Há uns anos, nove para ser mais rigoroso, tive um incidente na via pública de que resultou ficar com uma mão partida.

Vítima inocente, e depois de falar com a polícia que compareceu em força, em várias viaturas e de armas aperradas, lá fui tratar da minha pobre mão, inchada e dolorosa, nos hospitais.

Sendo que não adianta chorar sobre leite derramado, tentei tirar partido do episódio e do que se lhe seguiu, com alguns relatos e fotografias, as possíveis para quem tem a mão esquerda engessada. Ou recorrendo ao arquivo, como foi o caso desta.

 

“Foi mais ou menos a meio da semana passada. E ela foi tão recheada de peripécias tão inverosímeis, que começa a ser difícil fazer uma cronologia exacta.

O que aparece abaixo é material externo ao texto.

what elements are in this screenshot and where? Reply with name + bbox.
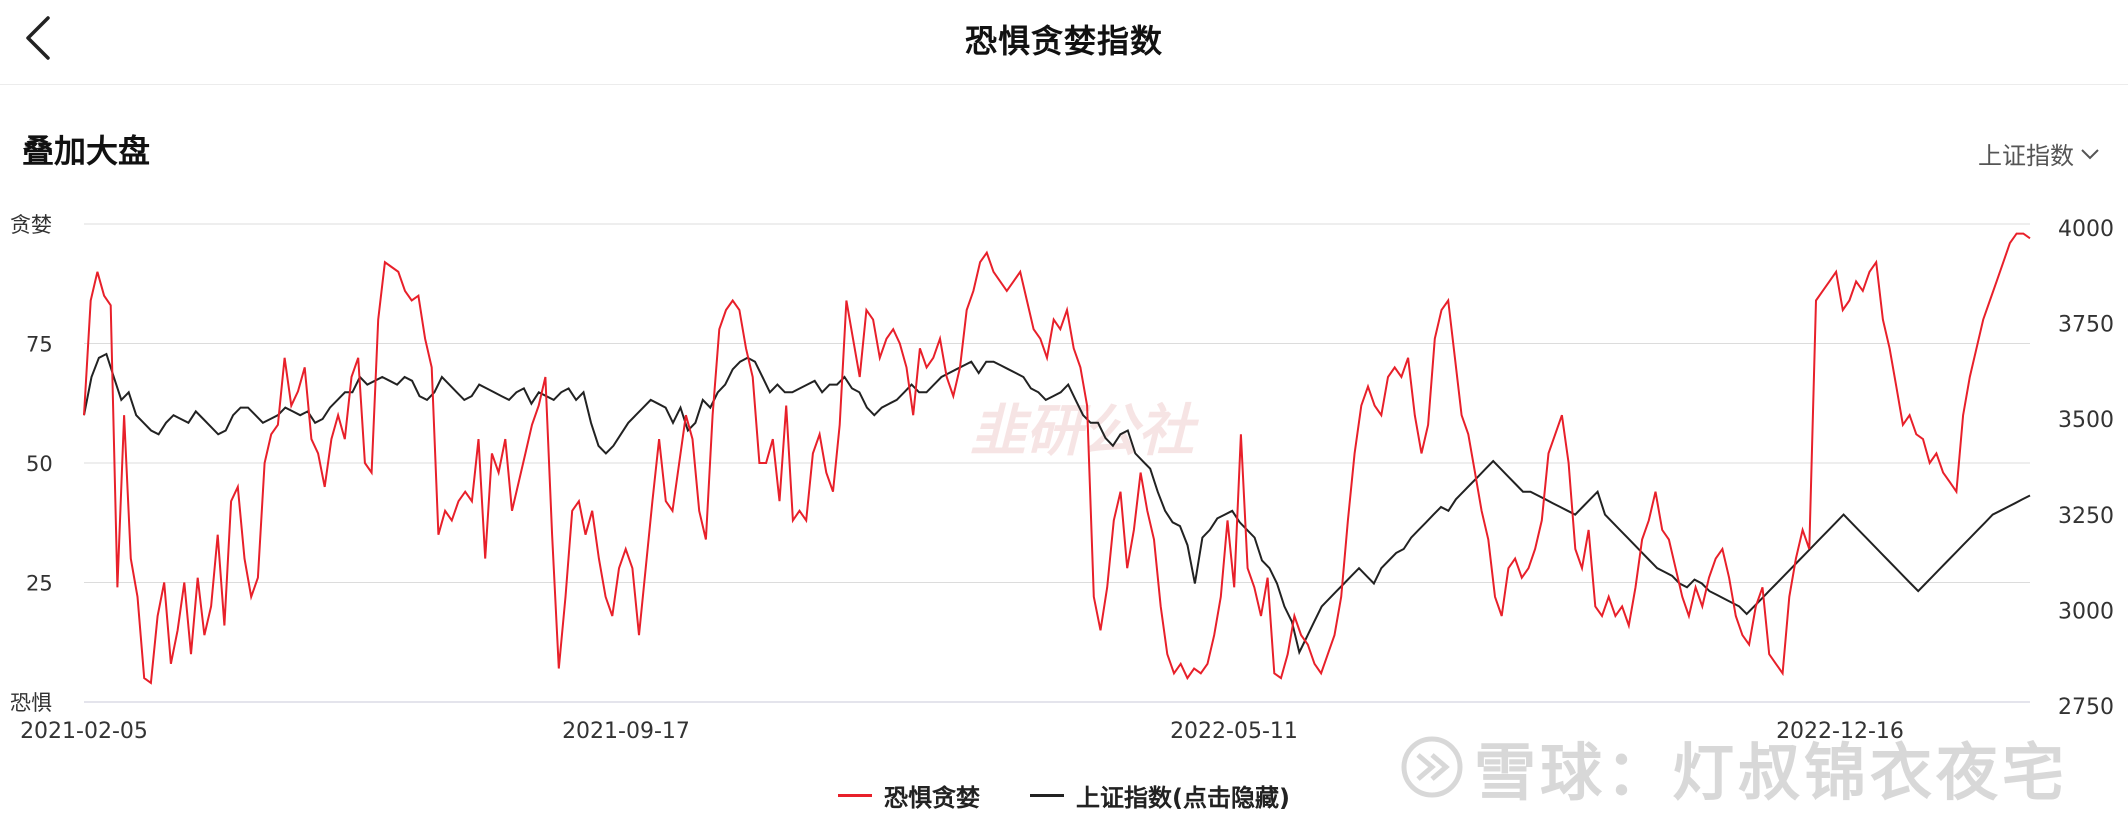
legend-label-fear-greed: 恐惧贪婪 (884, 784, 981, 812)
x-axis-tick-label: 2021-02-05 (20, 719, 148, 744)
x-axis-tick-label: 2021-09-17 (562, 719, 690, 744)
left-axis-tick-label: 75 (26, 333, 53, 357)
left-axis-tick-label: 25 (26, 572, 53, 596)
legend-swatch-index (1030, 794, 1065, 797)
back-arrow-icon[interactable] (14, 12, 62, 64)
legend-item-index[interactable]: 上证指数(点击隐藏) (1030, 778, 1290, 813)
grid-lines (84, 223, 2030, 703)
left-axis-ticks: 贪婪 75 50 25 恐惧 (10, 213, 53, 715)
section-title: 叠加大盘 (22, 132, 151, 170)
watermark-text: 雪球：灯叔锦衣夜宅 (1473, 736, 2068, 809)
right-axis-tick-label: 3000 (2058, 599, 2114, 624)
legend-swatch-fear-greed (838, 794, 873, 797)
x-axis-ticks: 2021-02-05 2021-09-17 2022-05-11 2022-12-16 (20, 719, 1904, 744)
watermark: 雪球：灯叔锦衣夜宅 (1400, 722, 2068, 812)
right-axis-tick-label: 2750 (2058, 695, 2114, 720)
center-watermark: 韭研公社 (970, 399, 1200, 464)
series-line-fear-greed (83, 232, 2031, 685)
fear-greed-chart: 韭研公社 贪婪 75 50 25 恐惧 4000 3750 3500 3250 3000 2750… (0, 200, 2128, 760)
legend-label-index: 上证指数(点击隐藏) (1076, 784, 1290, 812)
right-axis-tick-label: 4000 (2058, 217, 2114, 242)
index-selector-dropdown[interactable]: 上证指数 (1978, 136, 2100, 171)
left-axis-tick-label: 贪婪 (10, 213, 52, 237)
snowball-logo-icon (1401, 736, 1463, 798)
page-title: 恐惧贪婪指数 (964, 22, 1163, 60)
index-selector-label: 上证指数 (1978, 142, 2074, 170)
left-axis-tick-label: 恐惧 (10, 691, 52, 715)
right-axis-tick-label: 3250 (2058, 504, 2114, 529)
right-axis-ticks: 4000 3750 3500 3250 3000 2750 (2058, 217, 2114, 720)
x-axis-tick-label: 2022-05-11 (1170, 719, 1298, 744)
series-line-index (83, 352, 2031, 656)
chevron-down-icon (2081, 148, 2099, 159)
x-axis-tick-label: 2022-12-16 (1776, 719, 1904, 744)
chart-svg: 韭研公社 贪婪 75 50 25 恐惧 4000 3750 3500 3250 3000 2750… (10, 213, 2114, 744)
right-axis-tick-label: 3500 (2058, 408, 2114, 433)
chart-legend: 恐惧贪婪 上证指数(点击隐藏) (0, 778, 2128, 813)
legend-item-fear-greed[interactable]: 恐惧贪婪 (838, 778, 980, 813)
right-axis-tick-label: 3750 (2058, 313, 2114, 338)
left-axis-tick-label: 50 (26, 452, 53, 476)
top-bar: 恐惧贪婪指数 (0, 0, 2128, 85)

Em qualquer dos casos, estava eu numa sala de espera enorme de um serviço de consultas externas hospitalares. Esperava eu ser atendido e tratar da minha vida de doente e paciente. Serviu para mitigarmos reciprocamente a impaciência o ter encontrado uma amiga, que ali também esperava vez, já em tratamento continuado.

Quando o painel brilhou o meu número avancei, confiante. Asneira!

Era a minha vez, sim senhor, mas faltava-me um papel que deveria ter sido emitido por quem ali me havia enviado.

“Mas repare!”dizia eu. “Tem aí o exame radiológico, em formato de CD, onde constam todos os elementos, desde a referência ao número do episódio clínico ao meu estado de saúde. Se ligarem – telefone ou net – para o outro hospital, lhe darão as informações de que carecem.”

A senhora levantou-se, contrafeita, e foi lá dentro, falar não sei com quem. Regressou irredutível:

“Falta-lhe esse papel. Nada feito. Tem que lá voltar.”

Eu sei que estas pessoas, por muito simpáticas e afáveis que sejam – e aquela estava a sê-lo – mais não fazem que cumprir ordens.

“Chame lá o seu chefe que falo eu com ele.”

Veio uma chefa, ainda mais simpática e sorridente que a subordinada (por isso é que é chefa) mas tão ou mais determinada a cumprir determinações quiçá superiores.

Nada satisfeito com a expectativa de ter que percorrer cerca de 20km em três transportes públicos diferentes, para cada lado, só por causa de um papel e da “teimosia” daquelas duas, não resisti e proferi:

“Vou dizer uma palavra feia!”

Criei uma pausa teatral, dando tempo a que quem me ouviu – e foram vários – que arremelgassem os olhos e sustivessem a respiração, e disse bem alto:

“Penico!”

Se, naquele momento, ali se tivessem aberto uns quinze a vinte balões, não teriam feito mais barulho no seu expirar!

Insisti no absurdo da situação, na estúpida perda de tempo e dinheiro nesse meu ir e voltar, mas nada consegui. E acrescentei:

“Vou dizer outra palavra feia! Autoclismo!”

Os sorrisos foram mais francos e aliviados, mas inconsequentes no sentido que eu queria.

Antes de abalar, paciente impaciente e inconformado, para onde me tinham mandado, estive vai-não-vai para lhes atirar com o supra-sumo desta minha lista de impropérios, contendo todos os “Rs” que o calão escatologico de salão permite:

“Retrete!”

Guardei-o!

A imbecilidade Kafkaniana das regras dos Serviço Nacional de Saúde não merece que eu perca o meu bom-humor.

Se outros motivos não existissem, seria mais trabalho meu que deles, que é difícil tirar o sono a quem apenas cumpre ordens e dedilha um teclado.”

 

Confesso que hoje, noutras circunstâncias e apesar de não haver gesso envolvido nem zelosos cumpridores de normas e burocracias, me apetece enxugar as lágrimas e dar bom uso ao vernáculo.

Não adianta coisa nenhuma, excepto o aliviar da alma. E isso é importante que aconteça.